Elle trouve aujourd'hui un regain d'actualité qui tient autant au foisonnement des mouvements sociaux et culturels dans le cadre de la mondialisation qu'à leur incertitude théorique et stratégique, mais aussi au fait que, par rapport aux conditions du XXe siècle, la politique du XXIe siècle, dans laquelle l'idée de révolution circule de façon « spectrale » sans s'attacher à des stratégies ou à des formes d'organisation déterminées, se caractérise par l'effacement ou la complète redistribution des « frontières » qui structuraient l'espace politique (Carlo Galli : Spazi politici) : frontières politico-culturelles entre « Occident » et « Orient », frontières économiques et géo-politiques entre monde « central » dominant et monde « périphérique » dominé, frontières institutionnelles entre sphère publique étatique et sphère sociale privée, aussi bien pour ce qui concerne la localisation des pouvoirs que pour ce qui concerne la cristallisation de la conscience collective. Mais surtout, ce qui détermine ce regain d'actualité ou en tout cas le suggère, c'est le fait que la politique se trouve plongée de façon apparemment durable, sinon irréversible, dans un milieu ou une économie de violence généralisée et de circulation entre les formes de cette violence qui paraît structurelle. Cette violence comporte à l'évidence des caractéristiques objectives de « contre-révolution préventive », ou de neutralisation, de répression et le cas échéant de perversion des mouvements sociaux qui pose des problèmes particulièrement ardus à l'idée même de politique de masse, et tout simplement de politique démocratique. Il n'est pas étonnant dans ces conditions que des débats resurgissent ici et là où les noms de Lénine et de Gandhi figurent comme repères, indices d'alternatives stratégiques qu'il faut affronter au présent, tout en « faisant les comptes » avec l'image passée de la politique révolutionnaire.

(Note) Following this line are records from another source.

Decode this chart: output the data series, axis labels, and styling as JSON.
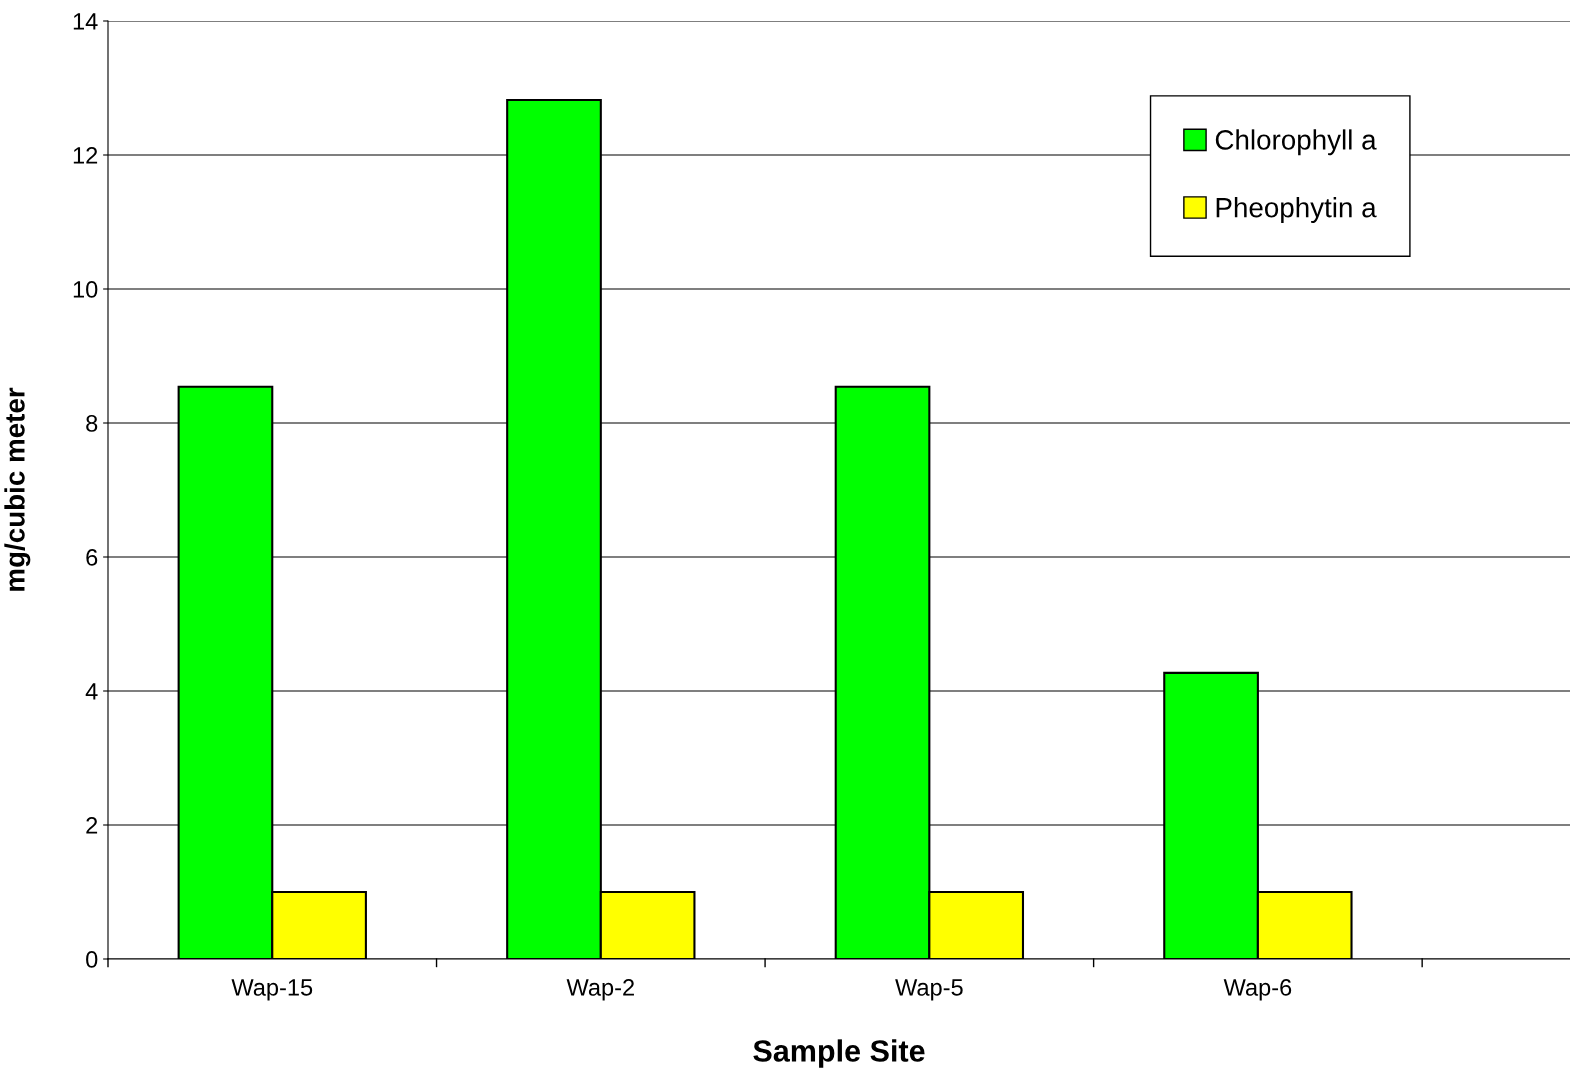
{
  "chart_data": {
    "type": "bar",
    "xlabel": "Sample Site",
    "ylabel": "mg/cubic meter",
    "categories": [
      "Wap-15",
      "Wap-2",
      "Wap-5",
      "Wap-6"
    ],
    "series": [
      {
        "name": "Chlorophyll a",
        "color": "#00ff00",
        "values": [
          8.54,
          12.82,
          8.54,
          4.27
        ]
      },
      {
        "name": "Pheophytin a",
        "color": "#ffff00",
        "values": [
          1.0,
          1.0,
          1.0,
          1.0
        ]
      }
    ],
    "ylim": [
      0,
      14
    ],
    "yticks": [
      0,
      2,
      4,
      6,
      8,
      10,
      12,
      14
    ],
    "grid": "y",
    "legend": "top right"
  }
}
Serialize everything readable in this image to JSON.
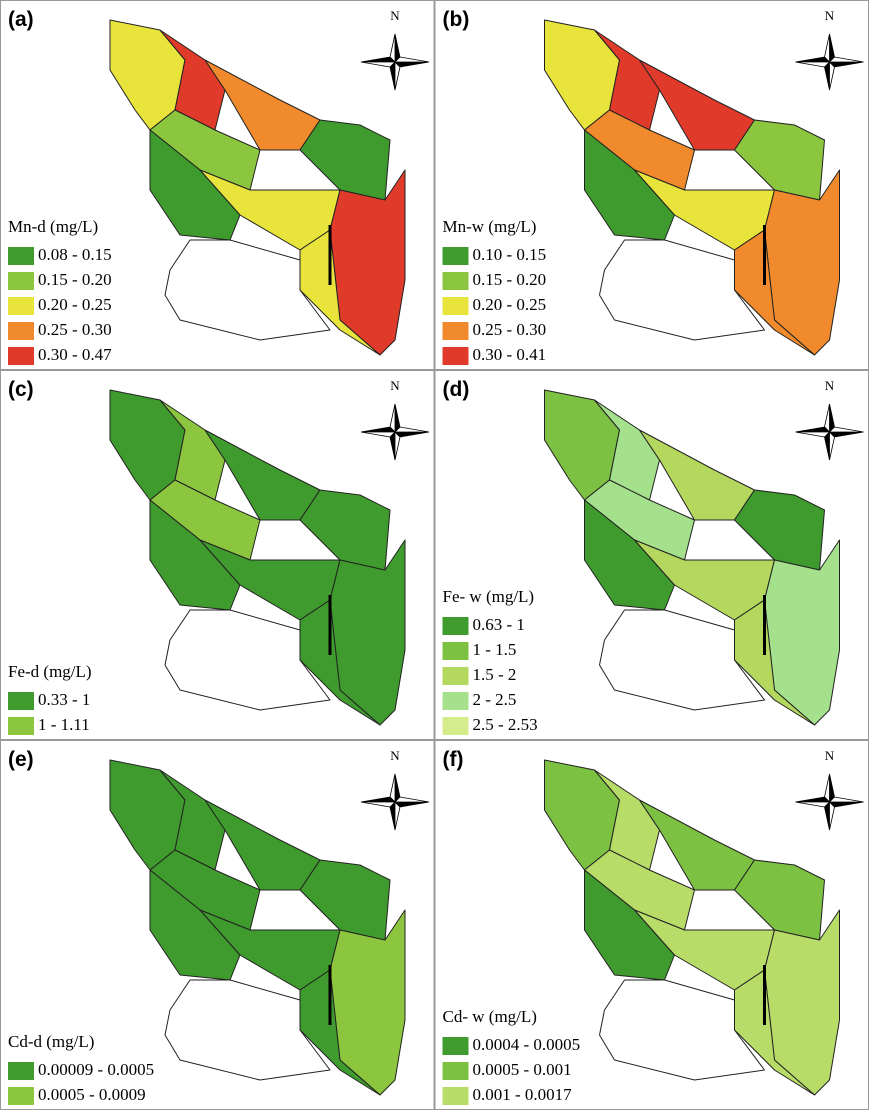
{
  "panels": [
    {
      "label": "(a)",
      "north": "N",
      "legend": {
        "title": "Mn-d (mg/L)",
        "items": [
          {
            "label": "0.08 - 0.15",
            "color": "#3f9b2d"
          },
          {
            "label": "0.15 - 0.20",
            "color": "#8cc63f"
          },
          {
            "label": "0.20 - 0.25",
            "color": "#e8e43c"
          },
          {
            "label": "0.25 - 0.30",
            "color": "#f08a2c"
          },
          {
            "label": "0.30 - 0.47",
            "color": "#e03a2a"
          }
        ]
      }
    },
    {
      "label": "(b)",
      "north": "N",
      "legend": {
        "title": "Mn-w (mg/L)",
        "items": [
          {
            "label": "0.10 - 0.15",
            "color": "#3f9b2d"
          },
          {
            "label": "0.15 - 0.20",
            "color": "#8cc63f"
          },
          {
            "label": "0.20 - 0.25",
            "color": "#e8e43c"
          },
          {
            "label": "0.25 - 0.30",
            "color": "#f08a2c"
          },
          {
            "label": "0.30 - 0.41",
            "color": "#e03a2a"
          }
        ]
      }
    },
    {
      "label": "(c)",
      "north": "N",
      "legend": {
        "title": "Fe-d (mg/L)",
        "items": [
          {
            "label": "0.33 - 1",
            "color": "#3f9b2d"
          },
          {
            "label": "1 - 1.11",
            "color": "#8cc63f"
          }
        ]
      }
    },
    {
      "label": "(d)",
      "north": "N",
      "legend": {
        "title": "Fe- w (mg/L)",
        "items": [
          {
            "label": "0.63 - 1",
            "color": "#3f9b2d"
          },
          {
            "label": "1 - 1.5",
            "color": "#7cc142"
          },
          {
            "label": "1.5 - 2",
            "color": "#b4d85e"
          },
          {
            "label": "2 - 2.5",
            "color": "#a5e08c"
          },
          {
            "label": "2.5 - 2.53",
            "color": "#d4ec8c"
          }
        ]
      }
    },
    {
      "label": "(e)",
      "north": "N",
      "legend": {
        "title": "Cd-d (mg/L)",
        "items": [
          {
            "label": "0.00009 - 0.0005",
            "color": "#3f9b2d"
          },
          {
            "label": "0.0005 - 0.0009",
            "color": "#8cc63f"
          }
        ]
      }
    },
    {
      "label": "(f)",
      "north": "N",
      "legend": {
        "title": "Cd- w (mg/L)",
        "items": [
          {
            "label": "0.0004 - 0.0005",
            "color": "#3f9b2d"
          },
          {
            "label": "0.0005 - 0.001",
            "color": "#7cc142"
          },
          {
            "label": "0.001 - 0.0017",
            "color": "#b8dc68"
          }
        ]
      }
    }
  ]
}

Il est vrai aussi que ces débats ont parfois tendance à simplifier outrageusement les termes de la comparaison (et c'est ce qui justifie à mes yeux la nécessité d'un travail plus analytique) : d'une part en ramenant les modèles d'action politique à des entités abstraites, quasi-métaphysiques, telles que « violence » et « non-violence » ; d'autre part en procédant de proche en proche - sous l'effet de sidération que produisent certains développements récents de la conjoncture internationale - à une double série de réductions et de simplifications : réduction des diverses formes de la violence sociale, extraordinairement hétérogènes même si elles ont tendance à se surdéterminer et à se multiplier les unes par les autres, à l'unique figure de la guerre, et d'autre part réduction de la guerre à sa fonction d'expression des rapports sociaux du capitalisme, voire de « stade ultime », auto-destructeur ou catastrophique, de la domination du capital sur les forces productives de la société, qui les renverserait en leur contraire et marquerait ainsi (une fois de plus….) l'achèvement de sa trajectoire historique. Ce sont à mes yeux des questions qui méritent d'être posées et discutées, mais qui risquent aussi de noyer dans un pathos globalisant la nécessité d'inventaires plus partiels.

***

Avant de pointer très schématiquement ce qui me paraît constituer aujourd'hui, rétrospectivement, le point névralgique de la confrontation entre nos deux modèles, je voudrais commencer par rappeler ce qui, formellement au moins, justifie de les rassembler sous le même nom de « mouvement révolutionnaires ». Il me semble que cela tient, très simplement, à deux caractéristiques dont nous voyons bien, après coup, en quel sens, héritées du XIXe siècle et notamment des « révolutions » d'indépendance nationale et d'émancipation sociale du monde occidental, elles ont été perfectionnées par l'histoire dramatique du XXe siècle, au point de cristalliser ce que, de différents côtés, la théorie politique a perçu comme l'écart irréductible entre le concept de politique et sa formalisation étatique, en particulier sur le mode d'une définition juridique et constitutionnelle.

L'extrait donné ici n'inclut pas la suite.